Plus important encore, Ardi fait partie du lien de Rania Talala avec la terre de ses parents et grands-parents. C’est un attachement à une histoire familiale et nationale, intimement lié à la tragédie de la guerre et de la Nakba.

«Mon père est un réfugié de la Nakba et vivait dans le camp de réfugiés de Zarqa en Jordanie. Pour ma mère, c’est différent. Mon grand-père maternel était un intellectuel de Jérusalem. Il a enseigné partout au Moyen-Orient, mais est souvent retourné à Jérusalem où sa famille vit toujours. Au moment de la Nakba, ils étaient à Ramallah et ont décidé d’y rester. Enfant, nous allions à Amman ou à Zarqa pour voir la famille. »

Talala a grandi avec l’idée de «Palestine» mais, dit-elle sobrement, «Je n’ai jamais mis les pieds en Palestine et c’est le drame de ma vie.» La sienne a été une vie en France, dans un exil sans nom.

«Mes parents ne nous ont jamais emmenés en Palestine, à cause de choses qui étaient probablement gardées au fond d’eux-mêmes. On m’a dit qu’à l’époque de la Nakba, mon père était très petit et jouait aux billes. Ils ont dû fuir et mon père n’est jamais revenu chez lui. »

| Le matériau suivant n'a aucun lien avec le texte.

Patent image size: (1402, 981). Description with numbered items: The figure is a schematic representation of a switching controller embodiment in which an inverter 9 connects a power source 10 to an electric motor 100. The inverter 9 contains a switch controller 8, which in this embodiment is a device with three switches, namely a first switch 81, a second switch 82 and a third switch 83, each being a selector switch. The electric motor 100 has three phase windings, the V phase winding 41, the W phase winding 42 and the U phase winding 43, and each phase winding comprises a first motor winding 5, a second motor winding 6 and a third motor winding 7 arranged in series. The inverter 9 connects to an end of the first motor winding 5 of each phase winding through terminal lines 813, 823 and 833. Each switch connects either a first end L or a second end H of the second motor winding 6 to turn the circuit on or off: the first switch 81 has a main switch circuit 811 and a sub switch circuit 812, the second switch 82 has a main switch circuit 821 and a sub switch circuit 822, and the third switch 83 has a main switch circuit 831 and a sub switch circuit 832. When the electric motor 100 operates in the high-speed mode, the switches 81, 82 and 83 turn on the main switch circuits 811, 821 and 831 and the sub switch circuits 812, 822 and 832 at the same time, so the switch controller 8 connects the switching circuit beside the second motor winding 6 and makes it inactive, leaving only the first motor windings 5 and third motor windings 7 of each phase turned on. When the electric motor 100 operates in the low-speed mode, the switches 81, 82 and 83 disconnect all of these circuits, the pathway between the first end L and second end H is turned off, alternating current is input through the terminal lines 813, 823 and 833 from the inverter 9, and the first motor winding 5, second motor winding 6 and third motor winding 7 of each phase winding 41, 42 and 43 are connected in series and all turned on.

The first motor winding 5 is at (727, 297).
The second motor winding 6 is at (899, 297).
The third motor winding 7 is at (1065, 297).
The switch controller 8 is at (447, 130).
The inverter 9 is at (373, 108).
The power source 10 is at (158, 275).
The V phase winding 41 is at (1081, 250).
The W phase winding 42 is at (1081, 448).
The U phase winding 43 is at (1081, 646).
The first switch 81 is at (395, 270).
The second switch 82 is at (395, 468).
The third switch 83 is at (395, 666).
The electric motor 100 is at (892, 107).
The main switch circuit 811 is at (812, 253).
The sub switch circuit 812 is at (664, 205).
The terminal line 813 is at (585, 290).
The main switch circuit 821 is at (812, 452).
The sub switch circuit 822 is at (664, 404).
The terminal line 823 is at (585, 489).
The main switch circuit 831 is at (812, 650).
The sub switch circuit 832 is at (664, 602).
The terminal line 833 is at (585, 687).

Son père a rejoint ses deux oncles à Paris. Formé en tailleur, il a travaillé pour les grandes maisons de Haute Couture, de Chanel à Dior en passant par Guerlain. «Il est devenu parisien dans l’âme; il aime la France. Il est toujours très bien habillé et se déplace facilement entre Saint-Germain et les Champs-Élysées », dit-elle en riant.

Son histoire familiale liée à l’exil et à la célébration de la Palestine, se cristallise à Ardi. C’est un endroit qui se veut un pont entre le passé et l’avenir. À partir d’une grande salle sans âme, Rania Talala a créé un environnement ouvert et agréable:

«Je veux organiser des expositions, mettre en valeur différentes formes d’art. Je veux aussi aménager la terrasse de façon palestinienne. J’insiste sur mon désir de rapprocher l’ancien et le moderne. Par exemple, j’importe des broderies d’une coopérative de Ramallah. Il emploie des femmes qui sont les gardiennes du savoir-faire palestinien, des grands-mères et des femmes célibataires aussi, avec des enfants. »

Elle souhaite également présenter toute une génération d’artistes palestiniens qui y trouveront un espace d’exposition. Par exemple, le graphiste qui a créé le logo d’Ardi est le Palestinien Rand Dabbour qui vit à Ramallah. «J’expose son travail ici à Paris. Elle a parlé d’Ardi à Ramallah et j’ai reçu de nombreux messages de soutien de la part des Palestiniens. »

Fidèle à la tradition, la cuisine de Talala est familiale et vivifiante.

«Je ne m’intéressais pas à la nourriture pour le plaisir. Je voulais aussi faire de la nourriture et la manger comme nous la mangeons en Palestine. Je cuisine comme je le fais à la maison et comme j’ai appris des femmes de ma vie et de ma famille. Cette même cuisine est partagée au Moyen-Orient. Mais ma spécialité est de mettre l’accent sur des plats très structurés. »

Ainsi, elle servira Maklouba, une sorte de ragoût de riz à l’envers, avec des couches de riz parfumé et de légumes préalablement dorés, et de la viande. Il y a tout un folklore autour du «renversement» du plat.